The next major scientific advancement didn't happen for some decades, but in 1947 John Bardeen and Walter Houser Brattain of Bell Labs created the first functional point-contact transistor. However, up until the middle of the 1980s, vacuum tubes were a pioneer in the fields of microwave and high power transmission as well as television receivers. Since then, solid-state technology has nearly supplanted all others. In some specialised applications, including high power RF amplifiers, cathode ray tubes, specialised audio equipment, guitar amplifiers, and some microwave devices, vacuum tubes are still employed.

 

The IBM 608 was the first IBM device to employ transistor circuits without any vacuum tubes, debuting in April 1955. It is said to be the first commercially available all-transistorized calculator. More than 3,000 germanium transistors were present in the 608 chip. All upcoming IBM products were required by Thomas J. Watson Jr. to incorporate transistors into their design. Transistors were then nearly always employed for computer logic and peripherals. Early junction transistors, on the other hand, were rather large and challenging to produce in large quantities, which restricted them to a handful of specialised applications.

 

At Bell Labs in 1959, Mohamed Atalla and Dawon Kahng created the MOSFET (MOS transistor). The MOSFET was the first genuinely small transistor that could be mass-produced and miniaturised for a variety of applications. Great scalability, low cost, low power consumption, and high density are some of its benefits. As the most extensively used electronic gadget on the planet, it changed the electronics industry. The MOSFET is the fundamental component of the majority of contemporary electronics.

 

Problems emerged as circuit complexity increased. The size of the circuit was one issue. A computer is a sophisticated circuit that depends on speed. The wires connecting the components had to be long if the components were big.
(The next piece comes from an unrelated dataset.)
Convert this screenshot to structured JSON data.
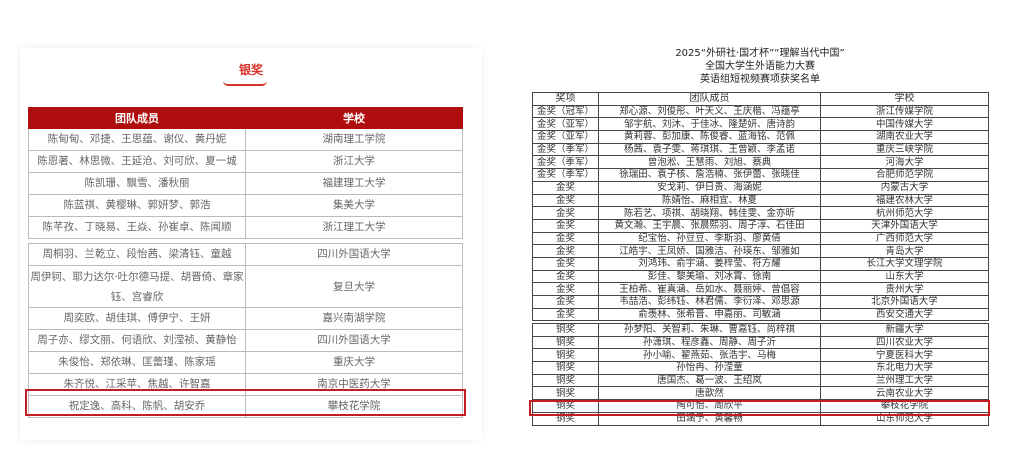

The circuit needed time to process the electric impulses, which slowed the computer. This issue was resolved when Jack Kilby and Robert Noyce created the integrated circuit by fabricating the chip, all of the parts, and the components from a single block (monolith) of semiconductor material. The manufacturing procedure might be mechanised and the circuits could be made smaller.This gave rise to the concept of integrating all components onto a single-crystal silicon wafer, which in turn gave rise to small-scale integration (SSI) in the early 1960s, medium-scale integration (MSI) in the late 1960s, and finally VLSI in the early 1970s. Billion-transistor processors started to be sold commercially in 2008.